Monday, June 4, 2012

Face off: Mortal Instruments vs The Infernal Devices

Cassandra Clare is the author of The Mortal Instruments Series and the Infernal Devices series. By now most know the history of Clare and plagiarism but in her published work she has shifted from stealing from others to borrowing liberally from herself. Yes, a step up I know.  As a reader it is beyond frustrating to be promised new characters and a new plot only to discover that the author could not be arsed to come up with anything original.  In the following face off to prove this point, we are going to compare a few of the major characters from each series to prove this point.  Unless you are a fan of reading the same book twice, we suggest you pick a series and stick with it.

Shall we look at the 2 main characters in each book?


Jace is a Shadowhunter of extreme skill. His fighting prowess is second to none and truly remarkable. He is also blessed with stunning good looks that you can’t help but be in awe of.  Unfortunately he also has a dark and terrible past and is completely estranged from his family, being all but adopted by the Shadow Hunters who run the institute instead. His dark and terrible past looms heavily on his current life, meaning he drives people away, often with his acerbic and venomous tongue. Despite this, Clary is drawn to him and impossibly attracted to him no matter how much he tries to drive her away. For a considerable amount of time he believes himself cursed due to the demon blood he believes went into his conception - which further causes him to drive people away; thankfully this turns out not to be the case and, yes, he can let people get close to him.

Thankfully Jace can rely on his friend and parabati, the quietly tortured Alec.


Shall I just copy and paste? Shadow hunter of extreme skill? Yes. Stunning good looks? That would be yes. Dark and Terrible past? Oh yes, not gone into great detail, but yes especially since he believed he killed his sister. Naturally this also estranged him from his family and has caused him to be all but adopted by the Shadow Hunters who runs the institute. He believed he suffered from a dark and terrible curse that killed anyone he was close to - so he drove them away with his acerbic and venomous tongue. Which, yes, turned out to be incorrect. And yes, despite this Tessa still likes him.

Thankfully will can rely on his friend and parabati, the quietly tortured Jem

We’ve reached a point where the main difference between these two is their hair colour. No, really. And I’m sure many of you will rush to tell me how different they are - but with this many similarities, the differences become moot.

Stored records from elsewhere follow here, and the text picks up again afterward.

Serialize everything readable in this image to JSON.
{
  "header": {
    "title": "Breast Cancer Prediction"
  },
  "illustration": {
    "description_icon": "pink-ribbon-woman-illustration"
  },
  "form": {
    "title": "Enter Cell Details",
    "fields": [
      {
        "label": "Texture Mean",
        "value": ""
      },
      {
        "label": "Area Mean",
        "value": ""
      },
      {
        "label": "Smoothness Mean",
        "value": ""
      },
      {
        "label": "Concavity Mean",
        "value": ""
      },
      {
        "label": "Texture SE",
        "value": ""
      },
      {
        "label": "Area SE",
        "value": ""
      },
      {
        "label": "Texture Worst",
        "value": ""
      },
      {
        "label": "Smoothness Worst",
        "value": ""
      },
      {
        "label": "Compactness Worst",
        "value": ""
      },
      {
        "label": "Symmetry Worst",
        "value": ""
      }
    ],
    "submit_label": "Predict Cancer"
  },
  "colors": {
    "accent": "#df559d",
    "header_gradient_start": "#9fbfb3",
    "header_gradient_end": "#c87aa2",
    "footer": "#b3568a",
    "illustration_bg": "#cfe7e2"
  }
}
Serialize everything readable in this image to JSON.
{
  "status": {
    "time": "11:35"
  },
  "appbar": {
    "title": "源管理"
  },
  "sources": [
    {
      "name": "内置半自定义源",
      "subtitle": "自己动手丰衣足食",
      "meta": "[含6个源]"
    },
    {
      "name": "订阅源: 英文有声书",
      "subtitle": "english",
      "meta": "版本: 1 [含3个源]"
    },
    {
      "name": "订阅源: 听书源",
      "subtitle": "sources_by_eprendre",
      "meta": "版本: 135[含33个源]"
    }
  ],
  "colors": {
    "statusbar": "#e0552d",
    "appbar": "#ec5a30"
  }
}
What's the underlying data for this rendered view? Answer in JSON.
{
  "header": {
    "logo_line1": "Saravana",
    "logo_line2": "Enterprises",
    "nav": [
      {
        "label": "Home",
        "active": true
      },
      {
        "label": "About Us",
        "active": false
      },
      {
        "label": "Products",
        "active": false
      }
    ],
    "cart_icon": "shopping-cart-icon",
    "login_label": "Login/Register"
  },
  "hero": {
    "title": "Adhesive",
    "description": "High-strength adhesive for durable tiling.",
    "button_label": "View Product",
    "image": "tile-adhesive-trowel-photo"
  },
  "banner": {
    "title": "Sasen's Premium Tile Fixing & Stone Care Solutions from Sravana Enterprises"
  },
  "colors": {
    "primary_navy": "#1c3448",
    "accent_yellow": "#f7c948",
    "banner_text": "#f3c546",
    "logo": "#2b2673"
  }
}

Clary is a stranger to the Clave, the Shadowhunters and the supernatural world in general. She is exposed to it completely accidentally. She is then forced to further involve herself out of concern for her family (her mother). She quickly settles into Shadowhunter life, even making demands of her new hosts, often making decisions that she isn’t qualified to make. She also quickly plunges into people’s private lives and their secrets within moments of arriving (homophobically attacking Alec). Thankfully she is extremely useful to the Clave, in that she has a unique special ability that they have never seen before. And she is the spunkiest protagonist we’ve ever seen


Stranger to the supernatural? Yes. Accidental exposure and then driven further into the world out of concern for her brother? That would be yes again. She also feels she can get involved and judge the private lives of her new acquaintances within moments of arriving (judging the maid) She is happy to make demands and involve herself above her expertise but, thankfully, she has the unique shapeshifting ability that the Clave has never seen before. She is the second spunkiest protagonist we’ve ever seen.

Do we have to throw in the many other minor similarities? The institutes run by lone women whose husbands are not helping them, despite the expectation that they should or would. They all read a tremendous amount of English literature, which of course allows Clare to put her degree to work. The running into danger without telling anyone in authority? Ugh, that happens time and time again!

Urban Fantasy has a limited amount of lore to draw on and we expect similar themes to arise repeatedly. But when your protagonists give us deja vu, that’s never a good sign.